Reshape your data either using array.reshape(-1, 1) if your data has a single feature or array.reshape(1, -1) if it contains a single sample.
feature shape is 1024, how would i fix this ?
how to visualize feature like this ?? ,
- #23
- https://github.com/facebookresearch/dinov2/issues/45#issuecomment-1519813830
@Suhail To generate features from the pretrained backbones, just use a transform similar to the standard one used for evaluating on image classification with the typical ImageNet normalization mean and std (see what's used in the code). Also, as noted in the model card, the model can also use image sizes that are multiple of the patch size.

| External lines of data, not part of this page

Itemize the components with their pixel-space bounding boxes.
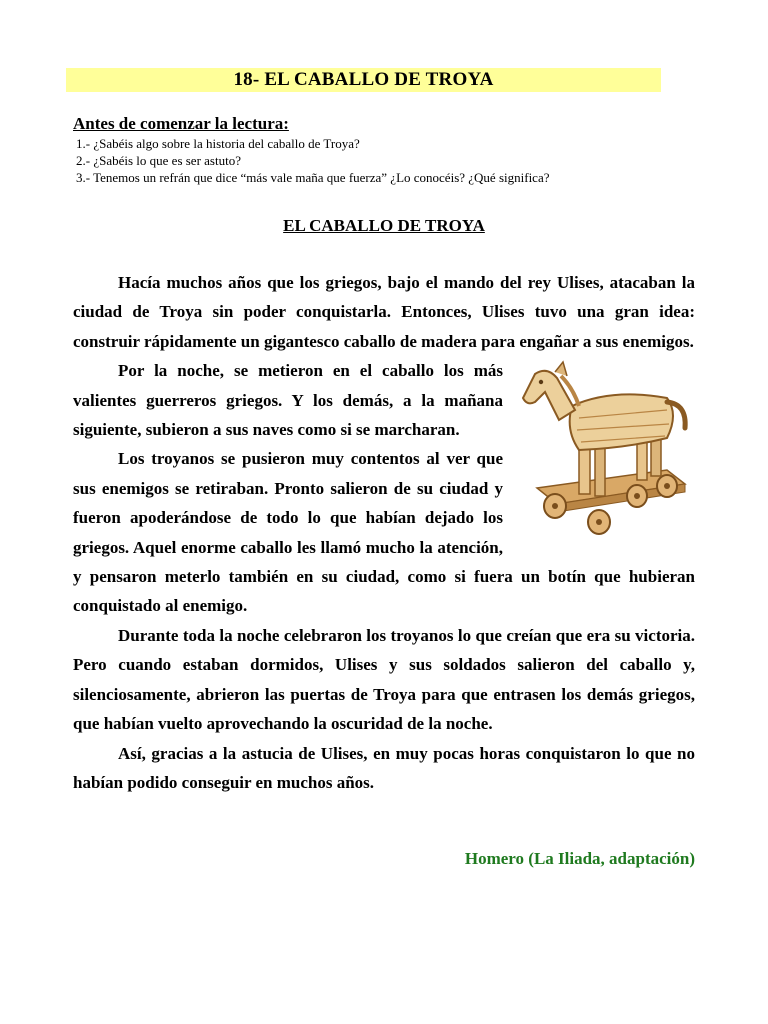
story-paragraph: Por la noche, se metieron en el caballo los más valientes guerreros griegos. Y los demás, a la mañana siguiente, subieron a sus naves como si se marcharan. <box>73 361 503 440</box>
title-banner <box>66 68 661 92</box>
trojan-horse-icon <box>517 358 695 548</box>
story-paragraph: Durante toda la noche celebraron los troyanos lo que creían que era su victoria. Pero cuando estaban dormidos, Ulises y sus soldados salieron del caballo y, silenciosamente, abrieron las puertas de Troya para que entrasen los demás griegos, que habían vuelto aprovechando la oscuridad de la noche. <box>73 625 695 734</box>
prereading-heading: Antes de comenzar la lectura: <box>73 114 289 133</box>
story-paragraph: Hacía muchos años que los griegos, bajo el mando del rey Ulises, atacaban la ciudad de Troya sin poder conquistarla. Entonces, Ulises tuvo una gran idea: construir rápidamente un gigantesco caballo de madera para engañar a sus enemigos. <box>73 273 695 351</box>
story-author: Homero (La Iliada, adaptación) <box>464 849 695 868</box>
question-item: 3.- Tenemos un refrán que dice “más vale maña que fuerza” ¿Lo conocéis? ¿Qué significa? <box>76 170 550 185</box>
story-paragraph: Los troyanos se pusieron muy contentos al ver que sus enemigos se retiraban. Pronto salieron de su ciudad y fueron apoderándose de todo lo que habían dejado los griegos. Aquel enorme caballo les llamó mucho la atención, y pensaron meterlo también en su ciudad, como si fuera un botín que hubieran conquistado al enemigo. <box>73 449 695 616</box>
page-title: 18- EL CABALLO DE TROYA <box>233 69 494 90</box>
question-item: 2.- ¿Sabéis lo que es ser astuto? <box>76 153 241 168</box>
story-body <box>73 268 695 797</box>
prereading-questions <box>76 135 549 186</box>
story-title: EL CABALLO DE TROYA <box>283 216 485 235</box>
story-paragraph: Así, gracias a la astucia de Ulises, en muy pocas horas conquistaron lo que no habían podido conseguir en muchos años. <box>73 743 695 792</box>
question-item: 1.- ¿Sabéis algo sobre la historia del caballo de Troya? <box>76 136 360 151</box>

Hi, it seems that I can get feature embedding of [1, 256, 384] for an image, then I reshape it to [1, 16, 16, 384], I can get the visualized features. But, how can I get a feature map with a larger resolution because I wonna get finer info such as texture.
Hi @XiaominLi1997, Use Larger models.
- feat_dim = 384 # vits14
- feat_dim = 768 # vitb14
- feat_dim = 1024 # vitl14
- feat_dim = 1536 # vitg14
So, you can use Vitg14 & Also Increase Input Image size in Multiple of 14. Ex: 518pix( i.e 14patchsize * 37pixels). Hope this helps.
T.Normalize(mean=(0.485, 0.456, 0.406), std=(0.229, 0.224, 0.225)),
Why do you need to center to (0.485,0.456,0.406)? Is anywhere mentioning this?
@ydove0324 this is standard imagenet mean used for training. It's a common practice.